2. Increase your Retirement Plan Contributions

For the first time since 2018, the IRS provided an increase to allowed 401(k) and 403(b) contribution limits. For 2022, employees can contribute up to $20,500 ($27,000 for those 50-plus with the catch-up contribution). These limits do not include any employer or matching contributions. If cash flow does not allow for you to max-fund your retirement plan, we recommend increasing your contributions by 1-2 percent every year to help save more with less of an impact to your take-home pay.

3. Revisit or Create Your Estate Planning Documents

Estate planning is an often-ignored part of the financial planning process. However, we believe it to be the key foundation to any plan. These documents are not just for when one passes, however; documents such as power of attorney and health care directives are essential while you are alive. If you unfortunately pass away without a fully executed will (aka dying “intestate”), your assets may not pass down to loved ones as you would have desired. Additionally, if you have executed estate documents already, we recommend revisiting these documents every 3-5 years to make sure no changes or updates need to be made.

4. Insure Your Wealth

While we believe that life and disability income insurance policies are cornerstones to a successful financial plan, an often overlooked (and inexpensive) part of any insurance plan should include an umbrella policy. The umbrella policy protects you and your family from liability claims that would exceed standard coverage on your auto or home policies. Many auto and home policies max-out their liability coverages between $100,000-$300,000, depending on your policy. If you are sued for a $500,000 liability claim resulting from an auto accident, as an example, and your auto policy maxes out at $300,000 of liability coverage, you could be held personally liable for the additional $200,000 claim. Umbrella policies step in to provide additional insurance coverage over and above your standard liability coverages for relatively inexpensive premiums.

5. Explore a Home Equity Line of Credit (HELOC)

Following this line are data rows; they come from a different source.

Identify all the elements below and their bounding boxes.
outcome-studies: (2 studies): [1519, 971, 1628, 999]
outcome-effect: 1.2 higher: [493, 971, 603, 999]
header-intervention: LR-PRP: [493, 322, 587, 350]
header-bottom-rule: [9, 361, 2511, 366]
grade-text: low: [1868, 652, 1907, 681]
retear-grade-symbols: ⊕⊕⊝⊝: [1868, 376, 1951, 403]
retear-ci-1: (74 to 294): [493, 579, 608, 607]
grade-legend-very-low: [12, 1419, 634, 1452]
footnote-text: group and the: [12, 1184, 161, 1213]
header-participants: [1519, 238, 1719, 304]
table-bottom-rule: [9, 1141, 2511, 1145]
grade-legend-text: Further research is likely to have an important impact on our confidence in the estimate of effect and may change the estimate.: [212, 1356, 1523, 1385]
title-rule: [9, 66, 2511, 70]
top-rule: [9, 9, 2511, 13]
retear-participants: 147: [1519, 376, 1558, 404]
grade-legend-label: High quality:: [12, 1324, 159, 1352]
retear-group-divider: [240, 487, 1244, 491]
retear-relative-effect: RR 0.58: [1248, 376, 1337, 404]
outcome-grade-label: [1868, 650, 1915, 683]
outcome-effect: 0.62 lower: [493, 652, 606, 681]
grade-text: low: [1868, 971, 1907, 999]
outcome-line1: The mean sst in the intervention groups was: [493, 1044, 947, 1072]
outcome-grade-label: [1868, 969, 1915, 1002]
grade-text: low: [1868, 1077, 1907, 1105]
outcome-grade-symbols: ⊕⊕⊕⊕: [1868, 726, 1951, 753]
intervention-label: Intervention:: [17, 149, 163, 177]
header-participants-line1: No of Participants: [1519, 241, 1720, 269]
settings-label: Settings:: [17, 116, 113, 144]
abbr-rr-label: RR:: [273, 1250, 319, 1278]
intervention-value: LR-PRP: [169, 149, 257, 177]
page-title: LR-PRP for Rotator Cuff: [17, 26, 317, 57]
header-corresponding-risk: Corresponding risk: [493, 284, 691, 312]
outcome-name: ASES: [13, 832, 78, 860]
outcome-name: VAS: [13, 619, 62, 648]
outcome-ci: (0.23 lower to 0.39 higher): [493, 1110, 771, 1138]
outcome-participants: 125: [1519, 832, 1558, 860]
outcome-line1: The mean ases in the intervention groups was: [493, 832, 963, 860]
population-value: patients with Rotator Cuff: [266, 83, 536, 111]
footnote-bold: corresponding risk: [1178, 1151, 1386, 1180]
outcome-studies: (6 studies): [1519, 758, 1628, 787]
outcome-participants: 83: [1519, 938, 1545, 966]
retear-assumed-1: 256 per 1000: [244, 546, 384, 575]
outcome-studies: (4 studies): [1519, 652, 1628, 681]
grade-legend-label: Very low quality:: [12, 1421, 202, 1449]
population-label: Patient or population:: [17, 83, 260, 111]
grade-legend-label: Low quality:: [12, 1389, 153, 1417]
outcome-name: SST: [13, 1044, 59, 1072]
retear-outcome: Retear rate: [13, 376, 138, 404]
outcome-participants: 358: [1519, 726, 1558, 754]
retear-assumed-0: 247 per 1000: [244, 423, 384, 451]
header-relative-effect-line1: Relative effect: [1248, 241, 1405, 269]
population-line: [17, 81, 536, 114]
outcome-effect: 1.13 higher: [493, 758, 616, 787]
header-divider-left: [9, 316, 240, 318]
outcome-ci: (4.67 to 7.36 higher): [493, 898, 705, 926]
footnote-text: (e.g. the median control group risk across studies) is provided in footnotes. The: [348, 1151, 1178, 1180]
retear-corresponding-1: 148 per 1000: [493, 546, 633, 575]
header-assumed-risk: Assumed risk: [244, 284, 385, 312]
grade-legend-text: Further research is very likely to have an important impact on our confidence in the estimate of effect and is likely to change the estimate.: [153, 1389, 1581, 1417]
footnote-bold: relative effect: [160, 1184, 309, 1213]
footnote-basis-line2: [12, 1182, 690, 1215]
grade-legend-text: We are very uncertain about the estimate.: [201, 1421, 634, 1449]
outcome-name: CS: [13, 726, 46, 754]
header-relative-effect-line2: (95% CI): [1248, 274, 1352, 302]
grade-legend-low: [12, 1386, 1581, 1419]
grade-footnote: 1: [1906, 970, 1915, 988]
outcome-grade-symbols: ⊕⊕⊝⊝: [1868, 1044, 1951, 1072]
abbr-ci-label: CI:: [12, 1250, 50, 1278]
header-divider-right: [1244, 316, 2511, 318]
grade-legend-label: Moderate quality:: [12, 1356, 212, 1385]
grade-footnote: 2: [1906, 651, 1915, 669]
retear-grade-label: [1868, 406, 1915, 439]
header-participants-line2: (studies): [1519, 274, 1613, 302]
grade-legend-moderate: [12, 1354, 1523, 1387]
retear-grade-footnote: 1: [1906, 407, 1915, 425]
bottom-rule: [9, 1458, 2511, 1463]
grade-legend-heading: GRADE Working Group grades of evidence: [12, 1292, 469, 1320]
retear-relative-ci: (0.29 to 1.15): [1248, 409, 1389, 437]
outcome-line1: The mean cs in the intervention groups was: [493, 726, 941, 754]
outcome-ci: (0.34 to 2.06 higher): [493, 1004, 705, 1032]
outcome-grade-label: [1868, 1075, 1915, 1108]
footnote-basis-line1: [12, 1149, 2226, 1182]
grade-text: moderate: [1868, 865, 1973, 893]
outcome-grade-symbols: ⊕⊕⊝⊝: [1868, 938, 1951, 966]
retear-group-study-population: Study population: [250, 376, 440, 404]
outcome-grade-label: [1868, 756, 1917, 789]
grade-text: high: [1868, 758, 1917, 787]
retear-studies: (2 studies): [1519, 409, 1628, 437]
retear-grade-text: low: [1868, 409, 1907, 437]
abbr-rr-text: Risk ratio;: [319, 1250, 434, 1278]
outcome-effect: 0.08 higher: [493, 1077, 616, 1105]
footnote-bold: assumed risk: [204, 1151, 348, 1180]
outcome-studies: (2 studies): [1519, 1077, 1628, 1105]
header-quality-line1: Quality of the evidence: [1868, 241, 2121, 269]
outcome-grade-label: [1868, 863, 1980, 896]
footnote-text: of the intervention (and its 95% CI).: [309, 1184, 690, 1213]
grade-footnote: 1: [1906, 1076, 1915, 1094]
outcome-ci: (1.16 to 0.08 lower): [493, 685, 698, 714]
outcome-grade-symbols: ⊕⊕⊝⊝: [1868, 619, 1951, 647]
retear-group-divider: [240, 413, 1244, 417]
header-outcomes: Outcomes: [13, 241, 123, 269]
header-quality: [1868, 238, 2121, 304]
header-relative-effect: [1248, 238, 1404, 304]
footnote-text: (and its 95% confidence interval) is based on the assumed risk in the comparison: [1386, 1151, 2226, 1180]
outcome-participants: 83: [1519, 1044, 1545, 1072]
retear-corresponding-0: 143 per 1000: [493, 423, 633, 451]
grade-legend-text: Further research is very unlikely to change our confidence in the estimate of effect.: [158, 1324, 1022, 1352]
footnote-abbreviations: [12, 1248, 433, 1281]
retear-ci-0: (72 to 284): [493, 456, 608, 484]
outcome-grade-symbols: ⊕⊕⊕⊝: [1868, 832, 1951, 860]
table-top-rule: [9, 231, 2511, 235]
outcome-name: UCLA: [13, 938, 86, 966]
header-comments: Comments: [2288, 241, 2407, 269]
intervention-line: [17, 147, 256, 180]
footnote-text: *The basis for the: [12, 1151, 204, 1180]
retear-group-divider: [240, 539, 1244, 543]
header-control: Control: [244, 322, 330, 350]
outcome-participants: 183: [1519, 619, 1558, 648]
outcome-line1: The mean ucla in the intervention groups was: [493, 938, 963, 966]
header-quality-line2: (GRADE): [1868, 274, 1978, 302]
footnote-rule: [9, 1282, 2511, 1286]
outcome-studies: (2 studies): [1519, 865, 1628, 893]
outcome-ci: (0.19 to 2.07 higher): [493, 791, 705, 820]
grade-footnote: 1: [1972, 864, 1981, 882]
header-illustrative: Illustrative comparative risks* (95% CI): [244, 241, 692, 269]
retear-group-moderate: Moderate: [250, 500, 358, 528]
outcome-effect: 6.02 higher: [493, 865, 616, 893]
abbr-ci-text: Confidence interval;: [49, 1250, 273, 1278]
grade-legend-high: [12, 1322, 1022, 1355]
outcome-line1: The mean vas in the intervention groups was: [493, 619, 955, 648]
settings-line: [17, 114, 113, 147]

With the current real estate market increasing home values at a rapid pace, many individuals and families have substantial equity locked into their primary residence. A home equity line of credit (HELOC) is one way to tap into your home’s equity for a remodel, debt consolidation or purely to have on hand in the event of an emergency. Remember, this is a line of credit—not a loan—so you only pay for what you use. Plus, it’s a great way to build additional emergency reserves into your financial plan.